When Am I Going to Be Able to Stop Grieving and Start Feeling Better?

A fellow caregiver asked...

When am I going to be able to stop grieving and start feeling better?

Expert Answer

Martha Clark Scala has been a psychotherapist in private practice since 1992, with offices in Palo Alto and San Francisco, California. She regularly writes about grief and loss, the necessity of self-care, and substance abuse. Her e-newsletter, "Out on a Limb," is available to subscribers through her website.

It depends. There are a number of factors that might contribute to how long it takes to feel better again. The most common include:

*The quality of your relationship with the deceased.

*The amount of personal or vicarious trauma associated with the loss.

*The extent of unresolved issues in your relationship with the person who died.

*Your role in dealing with the aftermath of the death.

*Your willingness to address your grief rather than avoid it.

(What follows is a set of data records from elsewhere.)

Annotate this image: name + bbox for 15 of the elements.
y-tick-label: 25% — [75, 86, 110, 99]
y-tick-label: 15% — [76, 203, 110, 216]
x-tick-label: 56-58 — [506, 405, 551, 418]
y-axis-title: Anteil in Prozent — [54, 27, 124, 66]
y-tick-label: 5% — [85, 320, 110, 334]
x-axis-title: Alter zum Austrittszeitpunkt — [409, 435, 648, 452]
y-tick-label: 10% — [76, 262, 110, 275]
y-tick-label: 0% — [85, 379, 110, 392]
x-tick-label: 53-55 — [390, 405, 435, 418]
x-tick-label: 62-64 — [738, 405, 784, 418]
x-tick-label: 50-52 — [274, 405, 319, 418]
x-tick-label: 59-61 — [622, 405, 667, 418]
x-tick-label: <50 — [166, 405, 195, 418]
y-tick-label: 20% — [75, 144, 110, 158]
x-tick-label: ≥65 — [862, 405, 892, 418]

Bear in mind that bereavement is a process. Acute grief may last quite a while, and that's normal. More often than not, those who try to force themselves to "get over it" quickly are unsuccessful. Try to avoid this unrealistic expectation by being as patient and gentle with yourself as possible.

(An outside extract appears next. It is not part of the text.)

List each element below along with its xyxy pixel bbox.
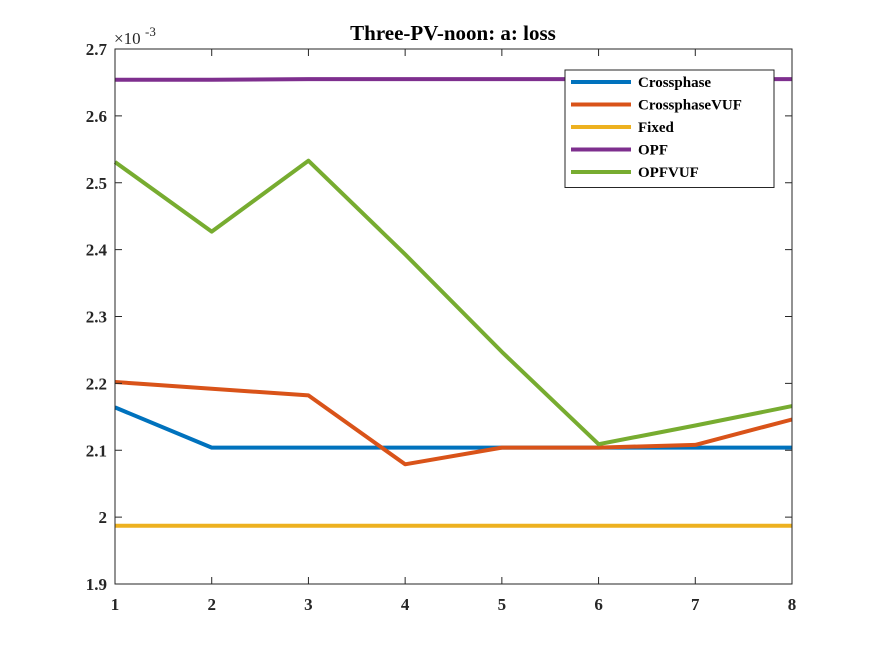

You may start to feel better in three months, but don't be surprised if you're still miserable, at least some of the time, several months to several years after your loss. The average length of time it takes most people to consistently feel better is about a year. However, it's also common to feel better for a while and then take a turn for the worse. That can be triggered by events such as special holidays or occasions that have a particular association with the person you've lost, especially the anniversary of his or her death.

A relapse of acute grief can also occur somewhat out of the blue. For example, on any random day you may find out about someone who is battling the exact same cancer your loved one had -- and this might trigger your feelings of intense grief all over again.

Finally, some people never really feel better. As they attempt to adjust to life without the person they've lost, they find it virtually impossible to derive joy again. Sometimes this takes the form of clinical depression, which can be treated with medication or psychotherapy that may mitigate the intensity of grief symptoms. For some, the inability to reengage in life results in suicidal feelings or attempts. I mention these possibilities not to scare you but to underscore the value of getting help if you need it.

Many forms of help are available. Sharing your emotional pain will likely help you process it and also help you recover from the disabling parts of grieving. If you're fortunate enough to have supportive friends, family, or community to turn to, take advantage of that. If not, or if you'd prefer to speak with someone outside your circle of support or trust, consider pastoral or mental health counseling or a grief support group to help you work through the myriad feelings that you're experiencing.

For the type of person who just doesn't feel like talking about feelings at all, the two most reliable activities are vigorous exercise and creative expression. When spirits are low, it can be very hard to find the motivation to take on either of these activities, but the payoff is worth it. It's usually best to start with something that you've already done, so you're less likely to resist the activity. For example, if you're already a knitter, consider knitting a memorial scarf or hat. If you're a runner, you may want to commit to three runs per week. A knitter will have a harder time getting started with painting, and a runner will be less likely to launch a rowing campaign -- at least at the beginning.

However, you may also find that new activities beckon. Many grievers are drawn to gardening for the first time, for example. Notice which activities hold your interest even if you're experiencing poor attention span, a classic symptom of grief. It's entirely possible that these whispers of interest are pointing you toward activities that will help you heal.

The tricky task here is to engage actively in your recovery process while simultaneously trying not to force a speedy recuperation. There's no blueprint that fits every griever. Make yourself the architect of your new life and start drawing up plans -- even if you feel you haven't the energy to do so.